Other data unveiled at the same time suggested adagrasib could match or potentially surpass Lumakras’s efficacy in colon cancer.

While Lumakras and adagrasib represent major advances in targeting KRAS-driven cancers, both are only modestly effective in keeping tumors in check and don’t work in a majority of patients. Amgen and Mirati, along with other developers, are therefore investing considerable resources in exploring combination treatments.
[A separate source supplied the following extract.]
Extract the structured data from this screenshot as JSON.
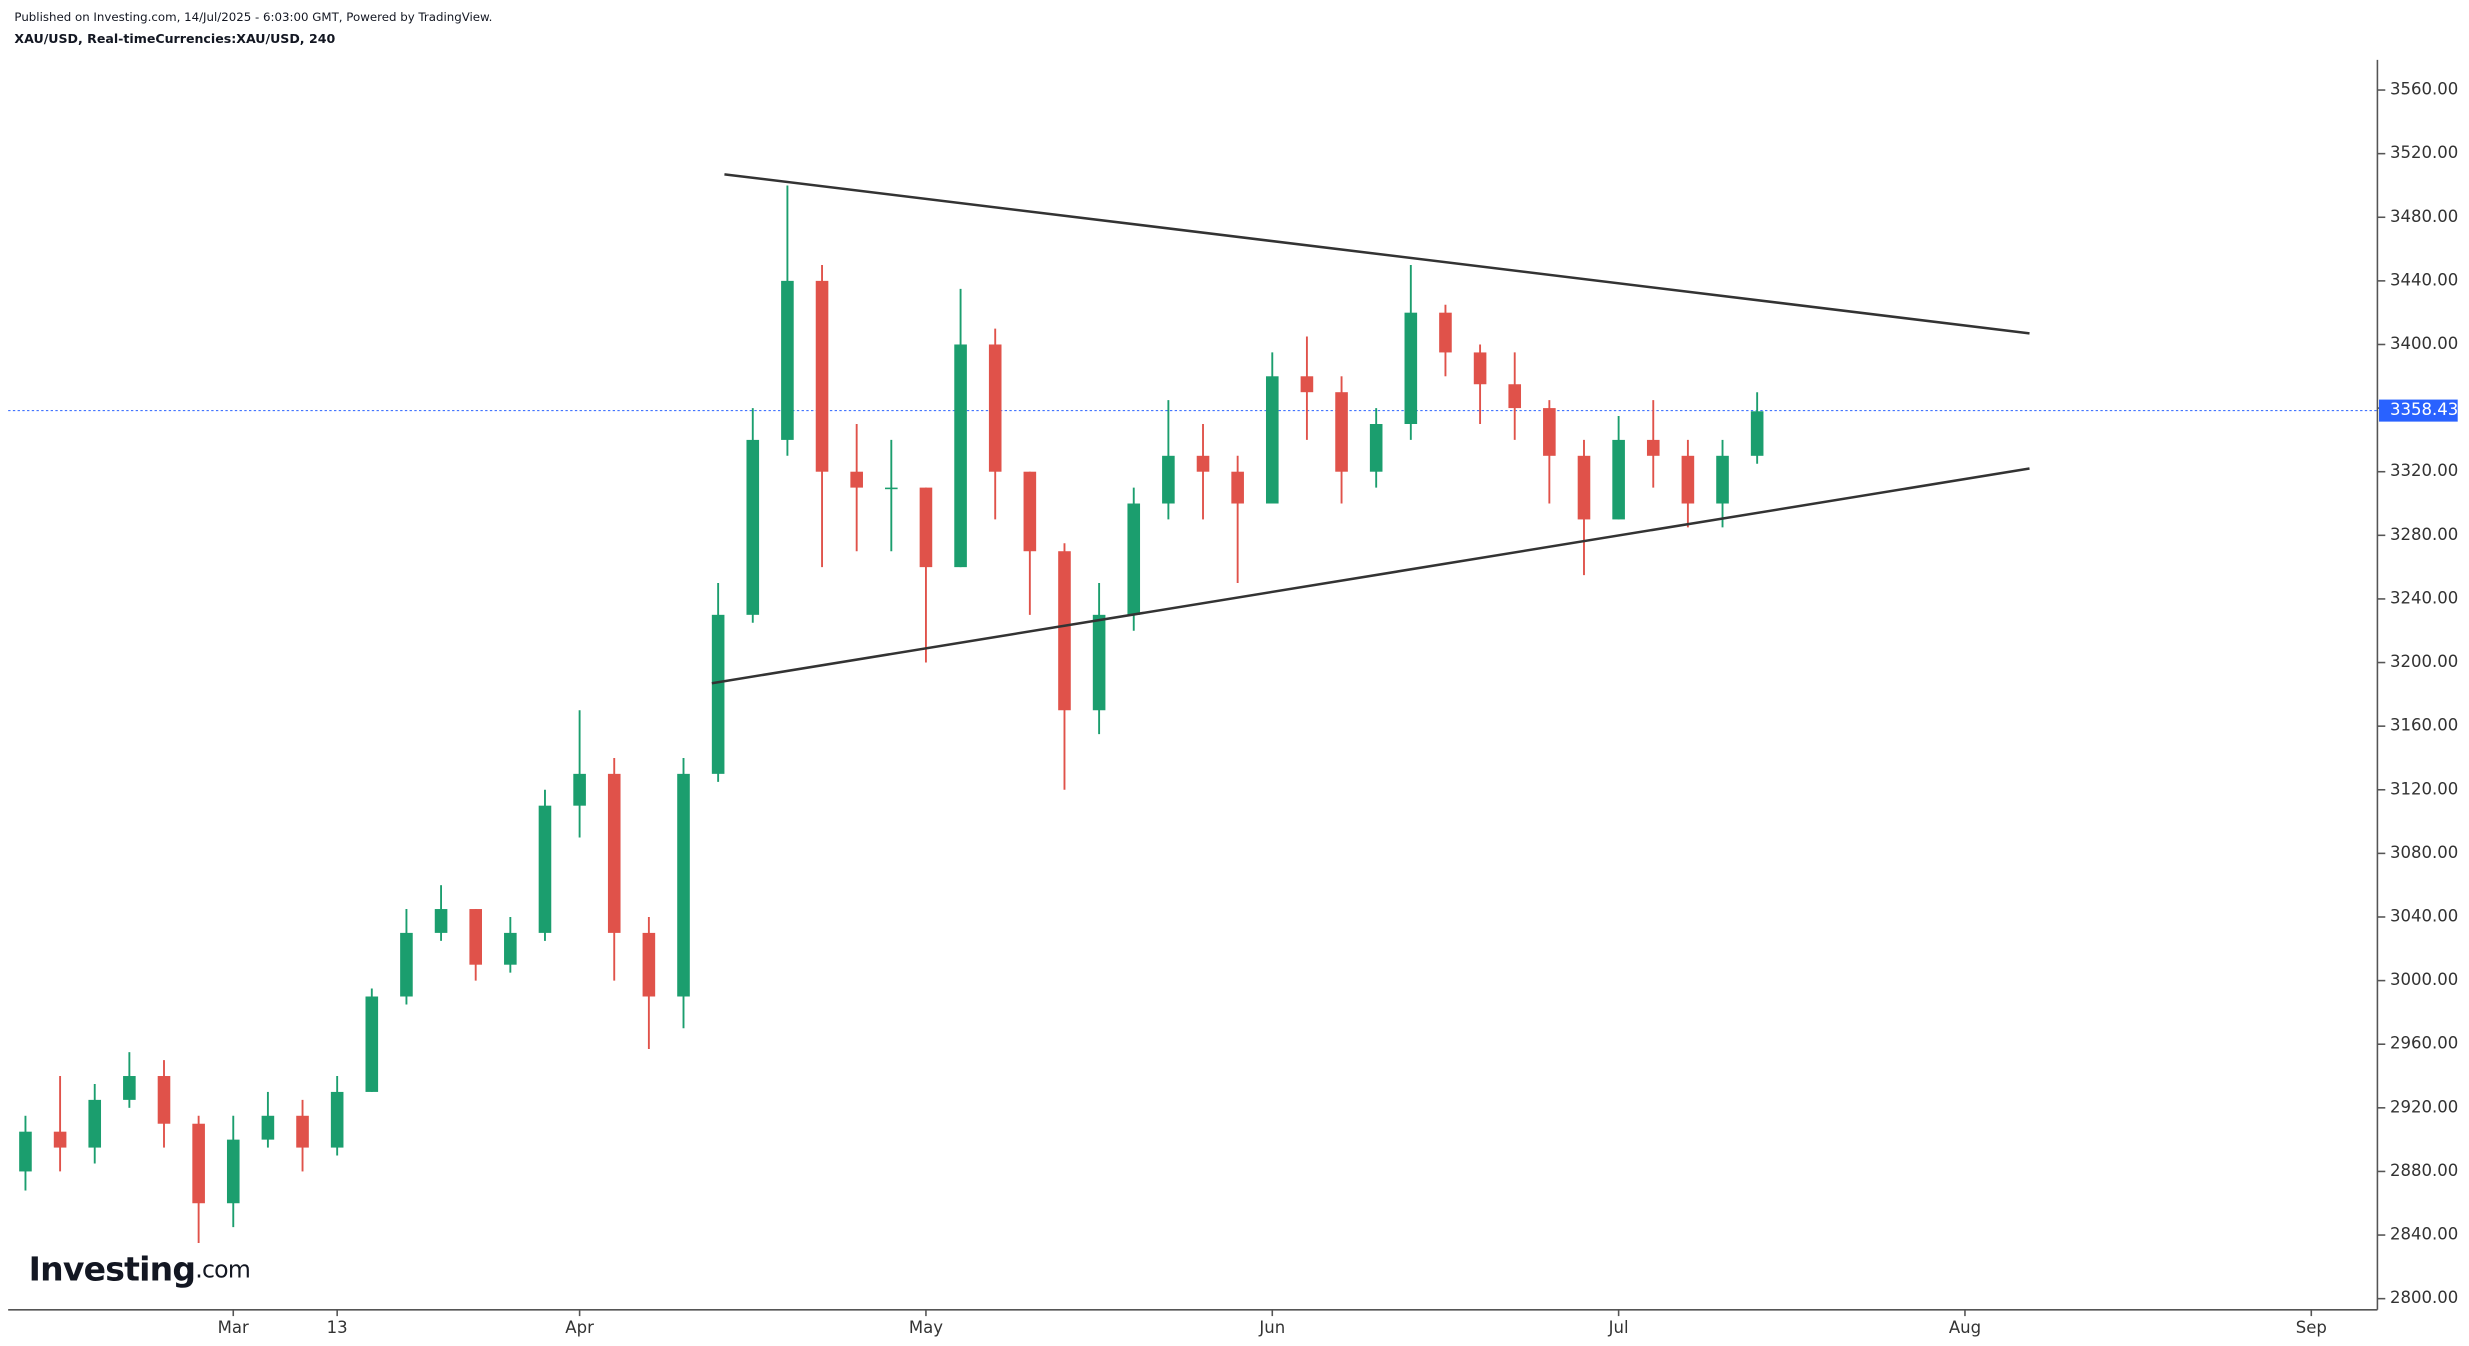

The data released Monday are the first from Mirati and give it a slight head start on Amgen, which doesn’t expect trial results for Lumakras and Keytruda until the first half of next year. But the small number of patients included mean definitive conclusions are difficult to reach. Moreover, the response rates could change as more participants in the study are treated or are followed for longer.

Five of the seven patients evaluated for Monday’s update remained on treatment, with a median follow-up of just under 10 months, Mirati said.

The response rate — four of seven had confirmed partial responses — just about matches the bar of between 50% to 60% that analysts at SVB Leerink set for success in a Nov. 1 note to clients. The number of patients included in the update is less than some other analysts had expected, however, and Mirati did not break out subgroups by expression of a protein associated with immunotherapy response.

A larger Phase 2 trial of the two drugs together in previously untreated advanced lung cancer is ongoing and data is expected in the second half of next year.

For Mirati, the update comes amid significant upheaval in the company’s leadership. In September, David Meek, a former chief executive at Ipsen and FerGene, was appointed as Mirati’s CEO, taking over for Charles Baum. Then, on Nov. 1, the company announced its chief operating officer and chief medical officer were both stepping down.

Shares in Mirati, which is worth about $8 billion, have declined by nearly 30% to date this year.

Mirati expects to finish filing an application with the Food and Drug Administration for approval of adagrasib in patients with previously treated non-small cell lung cancer by the end of the year.